El aumento del endeudamiento ha sido impulsado por déficits fiscales recurrentes, un mayor gasto social, inversiones en infraestructura, amortización de pasivos y una recaudación tributaria que aún resulta insuficiente para cubrir el crecimiento del gasto. A pesar de los esfuerzos del gobierno por fortalecer la recaudación mediante una mayor vigilancia fiscal, la financiación de programas de bienestar y proyectos de obra pública ha incrementado la dependencia de la emisión de deuda, tanto interna como externa.
En contraste, Japón enfrenta una de las deudas públicas más elevadas del mundo en términos relativos. Para 2026, su deuda supera el 230% del PIB, de acuerdo con estimaciones recientes, una proporción muy superior a la de México. Este nivel refleja décadas de políticas fiscales expansivas, bajo crecimiento económico, episodios de crisis y el aumento del gasto social asociado a una población envejecida.
La capacidad de Japón para sostener un endeudamiento de tal magnitud se explica por factores estructurales de su economía. Una parte significativa de su deuda está financiada internamente, principalmente por hogares, bancos y fondos de pensiones, lo que reduce la exposición a presiones externas. Además, el Banco de Japón ha mantenido tasas de interés extremadamente bajas durante décadas, lo que permite que el costo de la deuda sea manejable pese a su volumen.
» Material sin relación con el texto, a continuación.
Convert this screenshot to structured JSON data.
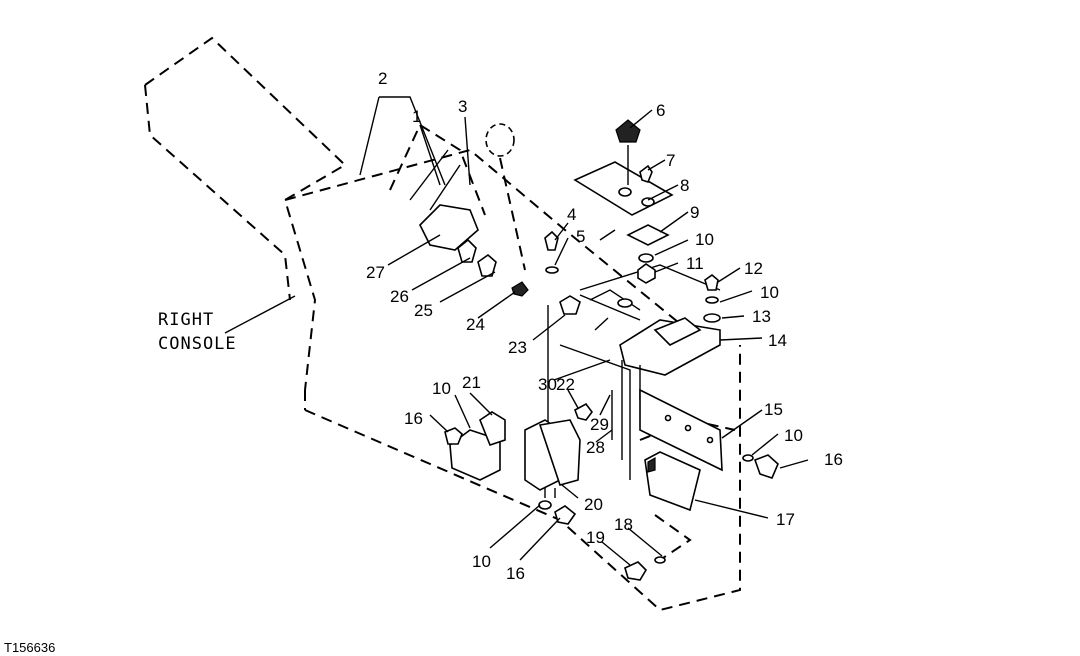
{
  "console_label": {
    "line1": "RIGHT",
    "line2": "CONSOLE"
  },
  "figure_id": "T156636",
  "callouts": {
    "c1": "1",
    "c2": "2",
    "c3": "3",
    "c4": "4",
    "c5": "5",
    "c6": "6",
    "c7": "7",
    "c8": "8",
    "c9": "9",
    "c10a": "10",
    "c10b": "10",
    "c10c": "10",
    "c10d": "10",
    "c10e": "10",
    "c11": "11",
    "c12": "12",
    "c13": "13",
    "c14": "14",
    "c15": "15",
    "c16a": "16",
    "c16b": "16",
    "c16c": "16",
    "c17": "17",
    "c18": "18",
    "c19": "19",
    "c20": "20",
    "c21": "21",
    "c22": "22",
    "c23": "23",
    "c24": "24",
    "c25": "25",
    "c26": "26",
    "c27": "27",
    "c28": "28",
    "c29": "29",
    "c30": "30"
  }
}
Si México presentara una deuda proporcional similar a la japonesa, enfrentaría riesgos significativos. A diferencia de Japón, la economía mexicana cuenta con mercados financieros menos profundos, una mayor dependencia del financiamiento externo y un menor nivel de ahorro interno. Un endeudamiento superior al 200% del PIB podría elevar las primas de riesgo, incrementar los costos de financiamiento, limitar el gasto público y afectar la calificación crediticia del país, generando mayor volatilidad financiera.
A nivel global, la deuda pública en términos absolutos se concentra en las economías de mayor tamaño. Para el periodo 2025-2026, Estados Unidos encabeza la lista con una deuda aproximada de 38.3 billones de dólares, seguido por China, con alrededor de 18.7 billones, y Japón, con cerca de 9.8 billones de dólares. Les siguen países como Reino Unido, Francia, Italia, India, Alemania, Canadá y Brasil. En conjunto, estas naciones concentran una parte significativa de la deuda pública mundial, que supera los 110 billones de dólares.
En términos relativos al PIB, Japón lidera el ranking mundial, seguido por países como Sudán, Singapur, Grecia, Italia, Estados Unidos, Francia y Canadá, muchos de ellos con ratios superiores al 100% del PIB.
Para 2026, la deuda pública de México se mantiene en niveles cercanos al 50% del PIB, impulsada por la necesidad de financiar gasto social e inversión pública en un entorno de crecimiento moderado de los ingresos fiscales. Japón, por su parte, sostiene una deuda superior al 230% del PIB, respaldada por un sistema financiero interno robusto y políticas monetarias de largo plazo.
La comparación entre ambos países evidencia cómo la estructura económica, la confianza de los mercados y las estrategias de financiamiento son determinantes para la sostenibilidad de la deuda, así como los riesgos que enfrentaría una economía emergente como la mexicana ante niveles de endeudamiento similares a los de Japón.